Les infirmières de l’hôpital Cité-de-la-Santé, à Laval, ont d’ailleurs fait parvenir une lettre à celles de HMR pour les soutenir, et que La Presse a pu consulter. « [Nous] tenons à vous témoigner notre respect et notre support dans l’épreuve que vous traversez depuis déjà plusieurs mois, peut-on y lire. Il est primordial que nous fassions front commun face à l’adversité et c’est pourquoi nous sommes de tout cœur avec vous. »

« Il y a une culture de gestion qui est malsaine à la grandeur du Québec dans le système de santé. Une culture autoritaire, une culture, franchement, de mépris, souvent pour les soignantes sur le plancher », a déploré en entrevue à La Presse le chef parlementaire de Québec solidaire, Gabriel Nadeau-Dubois.

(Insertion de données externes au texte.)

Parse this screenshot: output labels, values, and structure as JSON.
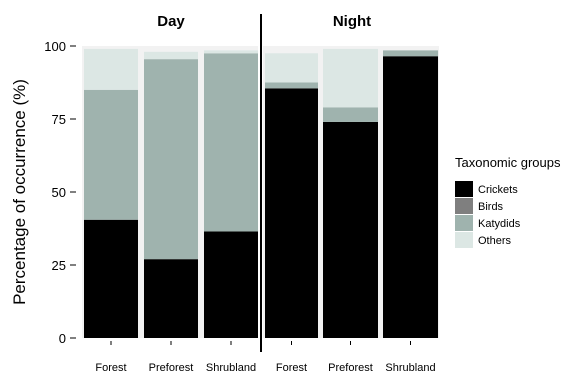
{
  "chart_data": {
    "type": "bar",
    "stacked": true,
    "ylabel": "Percentage of occurrence (%)",
    "ylim": [
      0,
      100
    ],
    "yticks": [
      0,
      25,
      50,
      75,
      100
    ],
    "legend": {
      "title": "Taxonomic groups",
      "position": "right",
      "entries": [
        {
          "name": "Crickets",
          "color": "#000000"
        },
        {
          "name": "Birds",
          "color": "#7f7f7f"
        },
        {
          "name": "Katydids",
          "color": "#9fb3ae"
        },
        {
          "name": "Others",
          "color": "#dce7e4"
        }
      ]
    },
    "panels": [
      {
        "title": "Day",
        "categories": [
          "Forest",
          "Preforest",
          "Shrubland"
        ],
        "series": [
          {
            "name": "Crickets",
            "values": [
              40.5,
              27,
              36.5
            ]
          },
          {
            "name": "Birds",
            "values": [
              0,
              0,
              0
            ]
          },
          {
            "name": "Katydids",
            "values": [
              44.5,
              68.5,
              61
            ]
          },
          {
            "name": "Others",
            "values": [
              14,
              2.5,
              1
            ]
          }
        ]
      },
      {
        "title": "Night",
        "categories": [
          "Forest",
          "Preforest",
          "Shrubland"
        ],
        "series": [
          {
            "name": "Crickets",
            "values": [
              85.5,
              74,
              96.5
            ]
          },
          {
            "name": "Birds",
            "values": [
              0,
              0,
              0
            ]
          },
          {
            "name": "Katydids",
            "values": [
              2,
              5,
              2
            ]
          },
          {
            "name": "Others",
            "values": [
              10,
              20,
              0
            ]
          }
        ]
      }
    ]
  }
}
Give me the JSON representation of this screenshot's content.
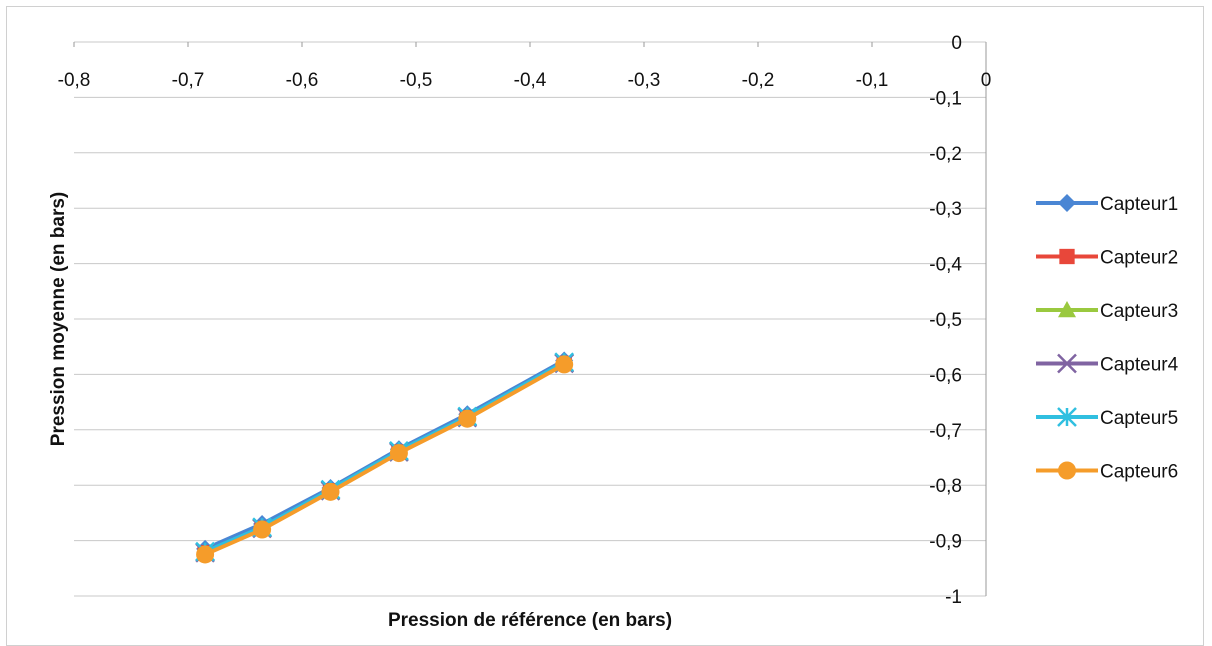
{
  "chart_data": {
    "type": "line",
    "xlabel": "Pression de référence (en bars)",
    "ylabel": "Pression moyenne (en bars)",
    "xlim": [
      -0.8,
      0
    ],
    "ylim": [
      -1,
      0
    ],
    "x_ticks": [
      "-0,8",
      "-0,7",
      "-0,6",
      "-0,5",
      "-0,4",
      "-0,3",
      "-0,2",
      "-0,1",
      "0"
    ],
    "y_ticks": [
      "0",
      "-0,1",
      "-0,2",
      "-0,3",
      "-0,4",
      "-0,5",
      "-0,6",
      "-0,7",
      "-0,8",
      "-0,9",
      "-1"
    ],
    "grid": "horizontal",
    "legend_position": "right",
    "x": [
      -0.685,
      -0.635,
      -0.575,
      -0.515,
      -0.455,
      -0.37
    ],
    "series": [
      {
        "name": "Capteur1",
        "color": "#4a86d4",
        "marker": "diamond",
        "values": [
          -0.915,
          -0.87,
          -0.805,
          -0.735,
          -0.672,
          -0.575
        ]
      },
      {
        "name": "Capteur2",
        "color": "#e8473a",
        "marker": "square",
        "values": [
          -0.922,
          -0.878,
          -0.81,
          -0.74,
          -0.678,
          -0.58
        ]
      },
      {
        "name": "Capteur3",
        "color": "#9ac93f",
        "marker": "triangle",
        "values": [
          -0.922,
          -0.878,
          -0.81,
          -0.74,
          -0.678,
          -0.58
        ]
      },
      {
        "name": "Capteur4",
        "color": "#8064a2",
        "marker": "x",
        "values": [
          -0.922,
          -0.878,
          -0.81,
          -0.74,
          -0.678,
          -0.58
        ]
      },
      {
        "name": "Capteur5",
        "color": "#30bfe0",
        "marker": "star",
        "values": [
          -0.92,
          -0.876,
          -0.808,
          -0.738,
          -0.676,
          -0.578
        ]
      },
      {
        "name": "Capteur6",
        "color": "#f59c2a",
        "marker": "circle",
        "values": [
          -0.925,
          -0.88,
          -0.812,
          -0.742,
          -0.68,
          -0.582
        ]
      }
    ]
  }
}
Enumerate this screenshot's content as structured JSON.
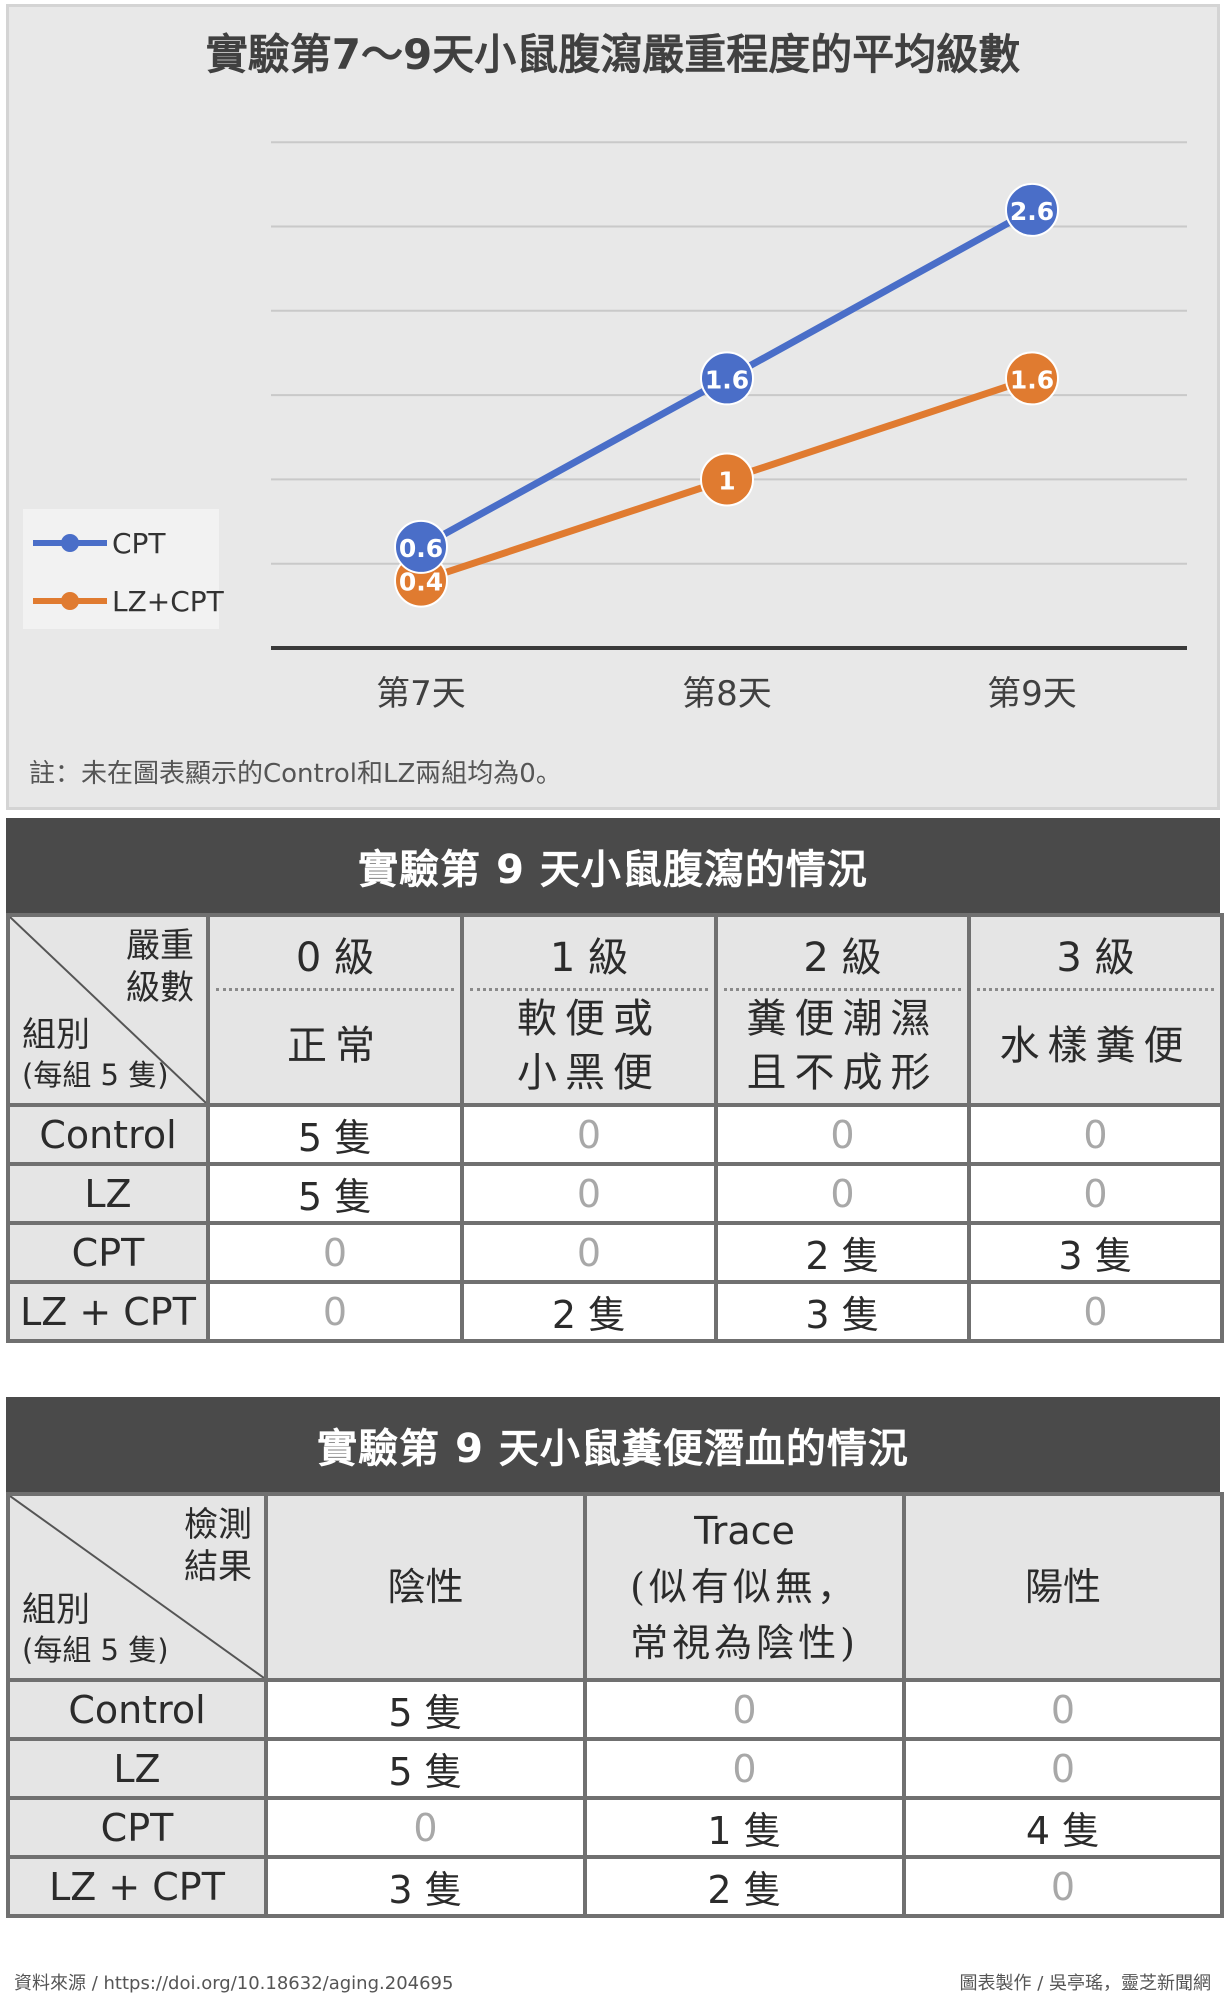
{
  "chart_data": {
    "type": "line",
    "title": "實驗第7～9天小鼠腹瀉嚴重程度的平均級數",
    "categories": [
      "第7天",
      "第8天",
      "第9天"
    ],
    "series": [
      {
        "name": "CPT",
        "values": [
          0.6,
          1.6,
          2.6
        ],
        "color": "#4a6ec8"
      },
      {
        "name": "LZ+CPT",
        "values": [
          0.4,
          1,
          1.6
        ],
        "color": "#e07b30"
      }
    ],
    "ylim": [
      -0.6,
      3.0
    ],
    "grid": true,
    "legend": "left",
    "note": "註：未在圖表顯示的Control和LZ兩組均為0。"
  },
  "table1": {
    "title": "實驗第 9 天小鼠腹瀉的情況",
    "corner_top": [
      "嚴重",
      "級數"
    ],
    "corner_bottom": "組別",
    "corner_bottom_sub": "(每組 5 隻)",
    "grades": [
      {
        "level": "0 級",
        "desc": [
          "正常"
        ]
      },
      {
        "level": "1 級",
        "desc": [
          "軟便或",
          "小黑便"
        ]
      },
      {
        "level": "2 級",
        "desc": [
          "糞便潮濕",
          "且不成形"
        ]
      },
      {
        "level": "3 級",
        "desc": [
          "水樣糞便"
        ]
      }
    ],
    "rows": [
      {
        "group": "Control",
        "cells": [
          "5 隻",
          "0",
          "0",
          "0"
        ]
      },
      {
        "group": "LZ",
        "cells": [
          "5 隻",
          "0",
          "0",
          "0"
        ]
      },
      {
        "group": "CPT",
        "cells": [
          "0",
          "0",
          "2 隻",
          "3 隻"
        ]
      },
      {
        "group": "LZ + CPT",
        "cells": [
          "0",
          "2 隻",
          "3 隻",
          "0"
        ]
      }
    ]
  },
  "table2": {
    "title": "實驗第 9 天小鼠糞便潛血的情況",
    "corner_top": [
      "檢測",
      "結果"
    ],
    "corner_bottom": "組別",
    "corner_bottom_sub": "(每組 5 隻)",
    "columns": [
      {
        "lines": [
          "陰性"
        ]
      },
      {
        "lines": [
          "Trace",
          "(似有似無，",
          "常視為陰性)"
        ]
      },
      {
        "lines": [
          "陽性"
        ]
      }
    ],
    "rows": [
      {
        "group": "Control",
        "cells": [
          "5 隻",
          "0",
          "0"
        ]
      },
      {
        "group": "LZ",
        "cells": [
          "5 隻",
          "0",
          "0"
        ]
      },
      {
        "group": "CPT",
        "cells": [
          "0",
          "1 隻",
          "4 隻"
        ]
      },
      {
        "group": "LZ + CPT",
        "cells": [
          "3 隻",
          "2 隻",
          "0"
        ]
      }
    ]
  },
  "footer": {
    "source": "資料來源 / https://doi.org/10.18632/aging.204695",
    "credit": "圖表製作 / 吳亭瑤，靈芝新聞網"
  }
}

Ce dernier presse le ministre Christian Dubé d’agir rapidement à Maisonneuve-Rosemont.

« C’est invivable, la situation est critique. Les slogans motivateurs de Christian Dubé, ça ne suffit plus. Il faut une intervention musclée de sa part pour corriger la situation parce que c’est un hôpital important pour tout l’est de Montréal. On ne peut pas se permettre que ça dérape comme ça », a-t-il fait valoir.